How Is Your Portfolio’s Health?

Just like we have a regular health check-up, so does our investment portfolio!

While for our medical check-up we consider certain parameters and compare them with reference points, deriving a conclusion becomes easy.

What about your portfolio?

What do we essentially understand by your portfolio health check? 

Why is it important to check your portfolio health?

Is it just restricted to portfolio rebalancing, or there are further parameters to consider?

In today’s blog article, let us try to answer and understand the above questions!

There is ‘n’ a number of pivotal models which exist to check your portfolio head in today’s time. 

Our main focus is to understand the prime questions that you need to ask yourself as part of your portfolio health check, the pros and cons can follow.

1.  Portfolio parallelism with the market conditions

Investors’ aim of investing is to generate long-term wealth, but it is crucial that your portfolio doesn’t take a hit because of the market conditions!

What does that mean?

Parallelism with the market means, your portfolio must perform not only when the market trends but also when it dips or at least doesn’t deplete much of your hard-earned profits!

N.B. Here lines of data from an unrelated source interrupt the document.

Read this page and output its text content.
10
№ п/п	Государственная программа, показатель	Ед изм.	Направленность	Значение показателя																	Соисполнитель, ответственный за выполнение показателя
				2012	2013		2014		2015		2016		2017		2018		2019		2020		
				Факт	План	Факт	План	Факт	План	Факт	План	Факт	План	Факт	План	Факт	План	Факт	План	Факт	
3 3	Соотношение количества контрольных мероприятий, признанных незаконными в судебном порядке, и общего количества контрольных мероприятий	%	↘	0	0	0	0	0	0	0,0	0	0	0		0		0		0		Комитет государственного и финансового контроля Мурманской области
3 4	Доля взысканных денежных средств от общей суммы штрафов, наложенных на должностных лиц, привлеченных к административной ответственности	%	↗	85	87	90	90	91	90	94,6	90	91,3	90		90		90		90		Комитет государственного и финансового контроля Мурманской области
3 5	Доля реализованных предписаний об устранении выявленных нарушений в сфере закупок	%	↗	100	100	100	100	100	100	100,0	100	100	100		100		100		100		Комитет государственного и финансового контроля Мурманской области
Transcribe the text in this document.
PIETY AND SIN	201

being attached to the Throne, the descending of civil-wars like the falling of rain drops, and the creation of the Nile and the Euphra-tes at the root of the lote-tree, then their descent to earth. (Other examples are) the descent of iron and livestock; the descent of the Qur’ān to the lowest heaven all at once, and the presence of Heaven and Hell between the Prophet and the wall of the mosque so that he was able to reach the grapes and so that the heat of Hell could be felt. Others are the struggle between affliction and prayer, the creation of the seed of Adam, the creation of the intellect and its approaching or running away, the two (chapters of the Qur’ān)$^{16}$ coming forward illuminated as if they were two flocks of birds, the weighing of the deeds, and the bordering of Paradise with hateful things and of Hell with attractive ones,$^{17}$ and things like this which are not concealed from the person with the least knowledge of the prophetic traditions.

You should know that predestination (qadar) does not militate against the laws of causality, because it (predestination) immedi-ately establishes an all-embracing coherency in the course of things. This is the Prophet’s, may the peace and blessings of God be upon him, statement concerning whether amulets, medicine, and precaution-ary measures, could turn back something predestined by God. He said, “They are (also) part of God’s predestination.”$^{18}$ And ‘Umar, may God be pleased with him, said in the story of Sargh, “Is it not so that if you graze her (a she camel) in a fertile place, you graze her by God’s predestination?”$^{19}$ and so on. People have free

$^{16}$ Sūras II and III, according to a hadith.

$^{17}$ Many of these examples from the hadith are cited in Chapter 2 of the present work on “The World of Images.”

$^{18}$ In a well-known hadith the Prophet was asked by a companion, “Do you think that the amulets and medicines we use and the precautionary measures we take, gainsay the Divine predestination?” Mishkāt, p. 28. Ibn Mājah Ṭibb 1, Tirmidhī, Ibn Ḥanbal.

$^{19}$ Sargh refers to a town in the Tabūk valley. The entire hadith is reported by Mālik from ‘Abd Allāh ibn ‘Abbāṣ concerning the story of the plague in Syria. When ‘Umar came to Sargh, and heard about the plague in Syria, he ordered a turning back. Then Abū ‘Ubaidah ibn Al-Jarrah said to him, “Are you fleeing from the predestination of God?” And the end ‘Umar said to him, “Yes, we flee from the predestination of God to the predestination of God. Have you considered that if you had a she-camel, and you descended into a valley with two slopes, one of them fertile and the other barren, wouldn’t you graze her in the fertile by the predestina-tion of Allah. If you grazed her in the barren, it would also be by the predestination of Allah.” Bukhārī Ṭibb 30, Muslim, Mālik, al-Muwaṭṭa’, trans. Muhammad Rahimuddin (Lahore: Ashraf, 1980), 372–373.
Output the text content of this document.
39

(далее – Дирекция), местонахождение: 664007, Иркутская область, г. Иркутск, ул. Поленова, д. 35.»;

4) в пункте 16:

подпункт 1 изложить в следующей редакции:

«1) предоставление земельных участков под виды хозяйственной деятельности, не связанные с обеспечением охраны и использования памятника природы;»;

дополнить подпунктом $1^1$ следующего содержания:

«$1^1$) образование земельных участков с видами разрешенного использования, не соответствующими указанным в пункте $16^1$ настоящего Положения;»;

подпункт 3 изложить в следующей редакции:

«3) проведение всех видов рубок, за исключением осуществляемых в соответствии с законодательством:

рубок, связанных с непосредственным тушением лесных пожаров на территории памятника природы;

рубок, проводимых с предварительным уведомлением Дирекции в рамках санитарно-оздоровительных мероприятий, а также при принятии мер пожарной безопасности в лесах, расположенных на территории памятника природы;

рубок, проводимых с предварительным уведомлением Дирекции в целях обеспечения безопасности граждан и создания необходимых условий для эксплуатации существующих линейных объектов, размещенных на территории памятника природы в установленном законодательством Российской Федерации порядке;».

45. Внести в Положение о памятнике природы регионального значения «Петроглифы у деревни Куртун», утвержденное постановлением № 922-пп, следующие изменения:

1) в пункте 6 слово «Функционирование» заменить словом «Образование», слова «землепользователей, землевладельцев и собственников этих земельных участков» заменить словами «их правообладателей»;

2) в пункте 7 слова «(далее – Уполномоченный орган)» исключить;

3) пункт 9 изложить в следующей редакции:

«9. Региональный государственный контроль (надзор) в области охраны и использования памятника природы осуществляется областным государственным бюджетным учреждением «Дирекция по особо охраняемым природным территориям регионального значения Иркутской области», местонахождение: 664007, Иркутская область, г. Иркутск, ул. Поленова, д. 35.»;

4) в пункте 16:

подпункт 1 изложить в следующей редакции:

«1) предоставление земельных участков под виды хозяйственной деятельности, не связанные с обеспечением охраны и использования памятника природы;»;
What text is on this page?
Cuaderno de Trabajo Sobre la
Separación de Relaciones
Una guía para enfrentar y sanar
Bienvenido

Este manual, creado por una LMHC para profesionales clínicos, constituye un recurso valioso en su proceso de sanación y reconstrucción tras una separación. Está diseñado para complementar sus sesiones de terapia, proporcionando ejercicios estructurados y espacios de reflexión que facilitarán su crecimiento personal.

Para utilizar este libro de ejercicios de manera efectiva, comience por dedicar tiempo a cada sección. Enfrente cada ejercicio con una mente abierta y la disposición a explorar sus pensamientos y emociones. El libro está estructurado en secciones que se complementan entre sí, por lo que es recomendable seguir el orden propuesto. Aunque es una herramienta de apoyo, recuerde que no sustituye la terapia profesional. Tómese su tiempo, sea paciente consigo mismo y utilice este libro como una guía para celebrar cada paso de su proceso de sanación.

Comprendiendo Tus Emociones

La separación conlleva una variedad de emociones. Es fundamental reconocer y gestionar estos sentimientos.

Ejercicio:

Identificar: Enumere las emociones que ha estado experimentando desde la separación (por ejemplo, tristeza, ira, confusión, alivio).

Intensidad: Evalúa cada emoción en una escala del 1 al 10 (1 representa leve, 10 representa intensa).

You must have constantly come across the market sentiments and news constantly emphasizing on P/E ratio, which further quote saying, When the P/E of stock is 11 then it is a historical low. 

This means an investor’s portfolio must predominantly be invested in equities. 

Similarly, if you are more aligned on the bond yields side and expect the market to fall, note that there is a portfolio portion that must benefit from long-dated debt. 

Therefore, understand that a through Portfolio health check we make sure that your portfolio coincides with the current market trends and realities. 

Click here to know about Automotive Investing with Artificial Intelligence.

2.  Risk profile
Risk profiling is a major portfolio health deciding criterion.

For example, each age criteria has a different range of equity exposure and as we move on with the age factor it is idealised to lessen the investor’s exposure to equities and prioritise more on exposure to debt. 

Likewise, as an investor’s goals get accomplished one needs to ensure that to maintain good portfolio health and to nullify the noises in the market, a gradual shift from equity towards debt is always considered safer.

In the same fashion, prioritising more on insurance covers to support your risk appetite increases, considering you repay your liabilities which in a way increases your risk appetite gradually. 

Ultimately an investor’s portfolio health check should reflect the above-changed reality.

Click here to know all about Risk and Investing.

3.  Asset mixes
A good portfolio’s asset mix consists of equity, debt, liquid assets and gold which forms a strong foundation to secure your future in terms of investments. 

But is this asset mix a one-time show?

How often should an investor focus on reshuffling the asset to maintain a balanced portfolio?

Picking up from the above point, “An investor must move towards the debt from equity as he starts advancing in age. And secondly, as your targets are achieved your asset mix must be reshuffled!”. 

This ‘re-shuffling’ must be first towards debt and then gradually focusing on liquid assets so that the liquidation costs are minimal. 

Lastly, an investor’s portfolio health check should also focus on asset classes like REITs, InvITs, and structured products which might help you with the required alpha.

4.  Portfolio’s sensitivity 
Let us consider that your debt portfolio aims to stay invested from a long-term perspective.

This makes your portfolio extremely vulnerable to aspects like interest rates hiking, especially considering the RBI. 

When an investor’s debt is due for long-term maturity, note that even a small spike in rates would mean facing a disproportionate impact in terms of price depreciation, which could get serious!

Similarly, if your equity portfolio goes in toss encouraging rate sensitives or commodities, an investor needs to be very cautious. 

These conditions act as noise for the portfolio which detoxicates the portfolio health considerably.

Hence, to avoid such situations sensitivity analysis is an integral part of your portfolio health check.

5.  Hidden risks in your portfolio
While building a portfolio, the worst case |scenario is always considered.

Note that these cases are not black swan events but these are some default hidden risks like some bond holdings where the companies are in financial crisis. 

AN investor’s portfolio, considering aggressive (which predominantly consists of equity) could be exposed to hidden risks like leverage or lack of liquidity. 

These risks are hidden and reflected over time.

Therefore, an investor needs to keep a tab and must rebalance from time to time.

6.  Portfolio Rebalancing 
When you do a portfolio health check, the prime question lies in whether it is a good time to rebalance your portfolio or not!

A meaningful rebalancing would imply substantive changes in the asset mix. 

Note that, portfolio rebalancing comes with an inherent cost in terms of the transaction, statutory and of course taxation. 

A good investor is patient enough to evaluate the impact net of all these costs. 

One also needs to reflect straightaway on the periodicity of rebalancing; whether it should be annually, once in 3 years subject to stimuli.
A regular portfolio health check is a must for any portfolio. 

Most of the models are really sophisticated and robust. 

But you need to understand what you are trying to achieve through a portfolio health check.